I ricercatori hanno analizzato i dati di 11 studi esistenti dedicati ad approfondire il legame tra depressione e diete pro-infiammatorie, per un totale di oltre 100mila partecipanti di genere, etnia ed età variabile (16-72 anni), provenienti da Stati Uniti, Australia, Europa e Medio Oriente.
Tutti gli studi hanno registrato la presenza di sintomi depressivi nei partecipanti (valutati attraverso auto-osservazione, diagnosi mediche e/o uso di antidepressivi), e raccolto informazioni con un questionario dettagliato sul tipo di dieta. A ciascun partecipante è stato assegnato un punteggio in base all'indice infiammatorio dietetico.
In tutti gli studi, i partecipanti che avevano dieta pro-infiammatorie avevano, in media,una probabilità di 1.4 volte più elevata di avere sintomi depressivi o depressione.
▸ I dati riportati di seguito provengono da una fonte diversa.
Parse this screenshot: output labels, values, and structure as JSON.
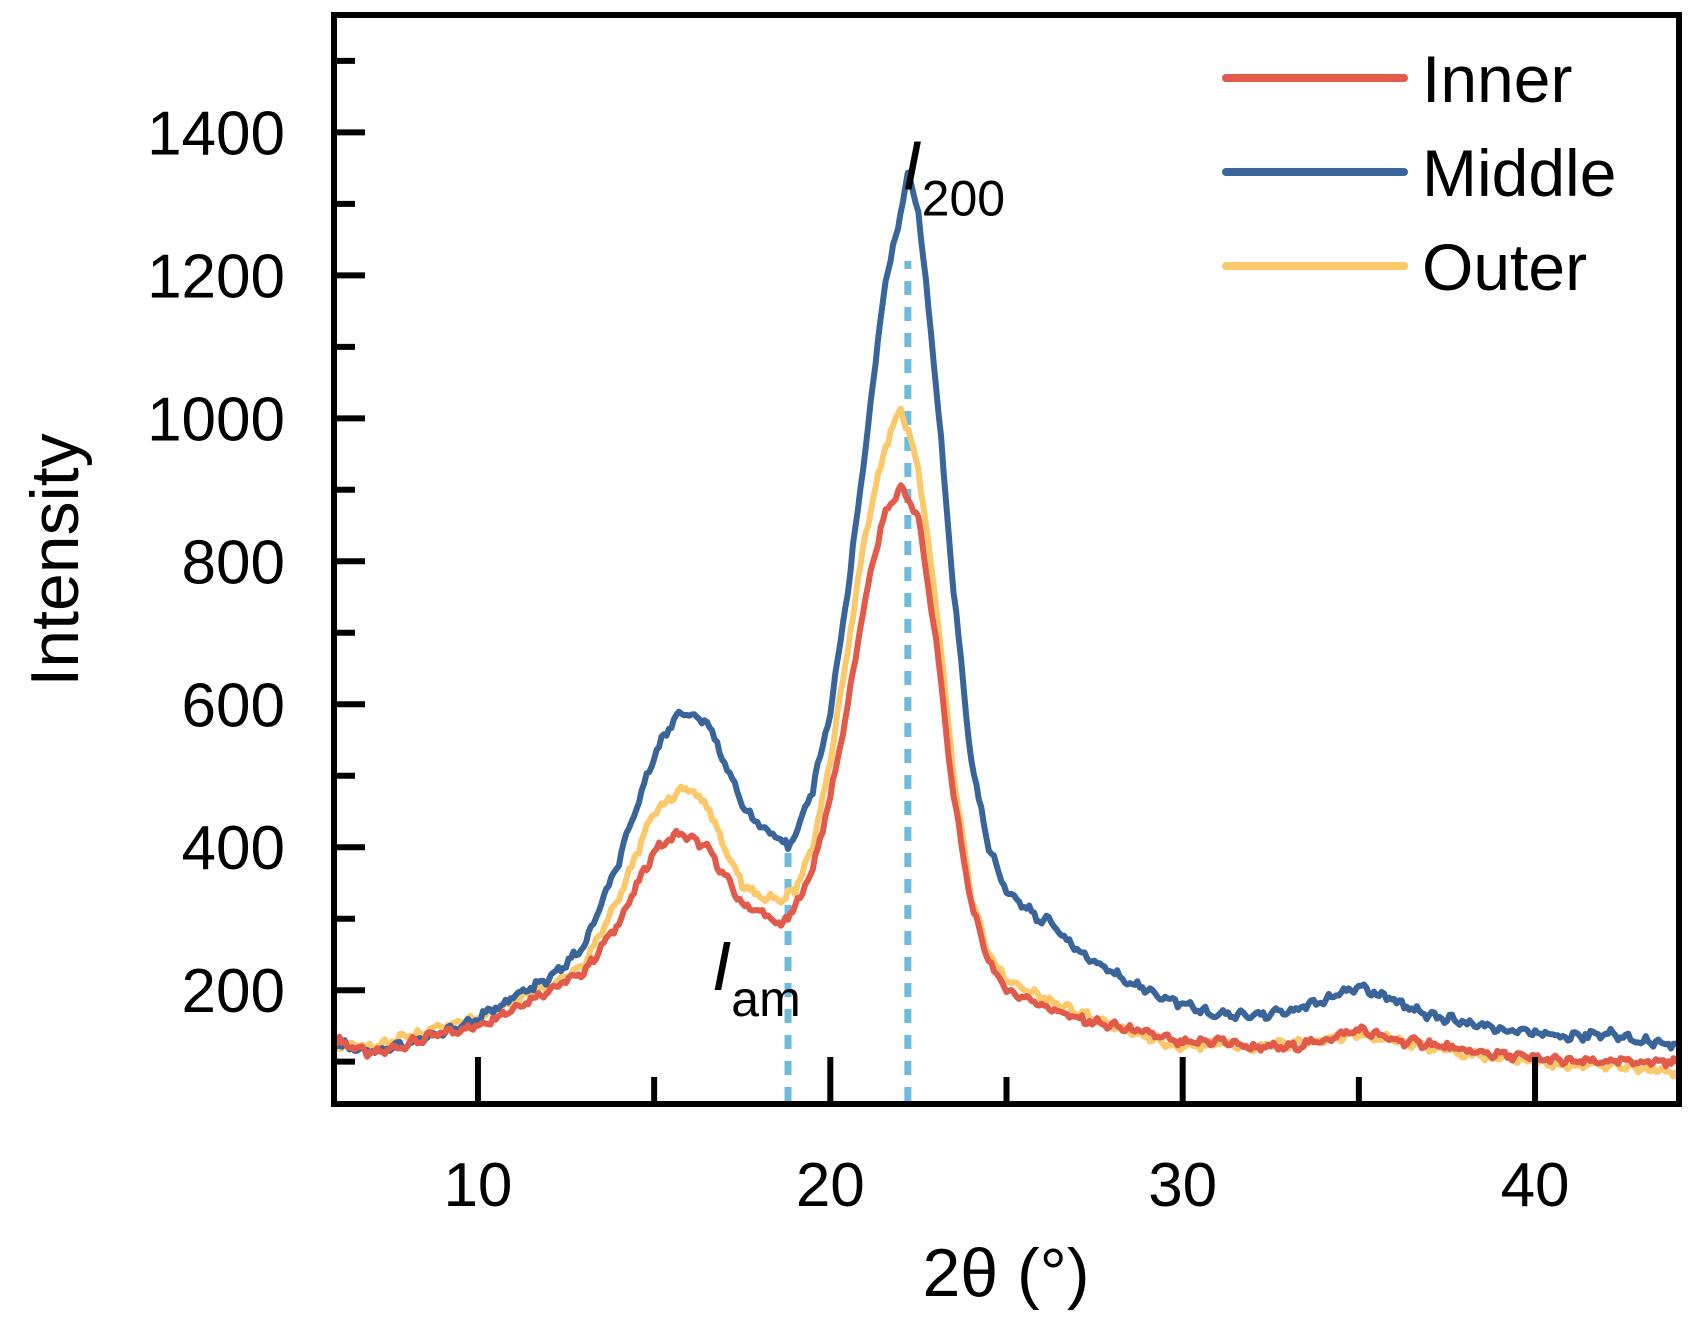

I risultati si mantenevano indipendentemente dall'età o dal sesso, ed erano uguali sia nei periodi di follow-up brevi che in quelli più prolungati.
Questi risultati, commentano gli autori, hanno un enorme potenziale clinico per il trattamento della depressione e, se è vero, anche di altre malattie come la demenza di Alzheimer che hanno anche una componente infiammatoria sottostante.
Cambiare semplicemente abitudini alimentari potrebbe quindi essere un'alternativa più economica agli interventi farmacologici, spesso gravati da effetti collaterali.
Una dieta anti-infiammatoria particolarmente ricca di fibre, vitamine (specialmente A, C, D) e grassi insaturi potrebbe essere implementata come trattamento per la depressione. Un esempio su tutti è rappresentato dalla dieta mediterranea dove la presenza di olio d'oliva, verdure, legumi e pesce ricco in omega-3 potrebbe aiutare a ridurre i sintomi depressivi.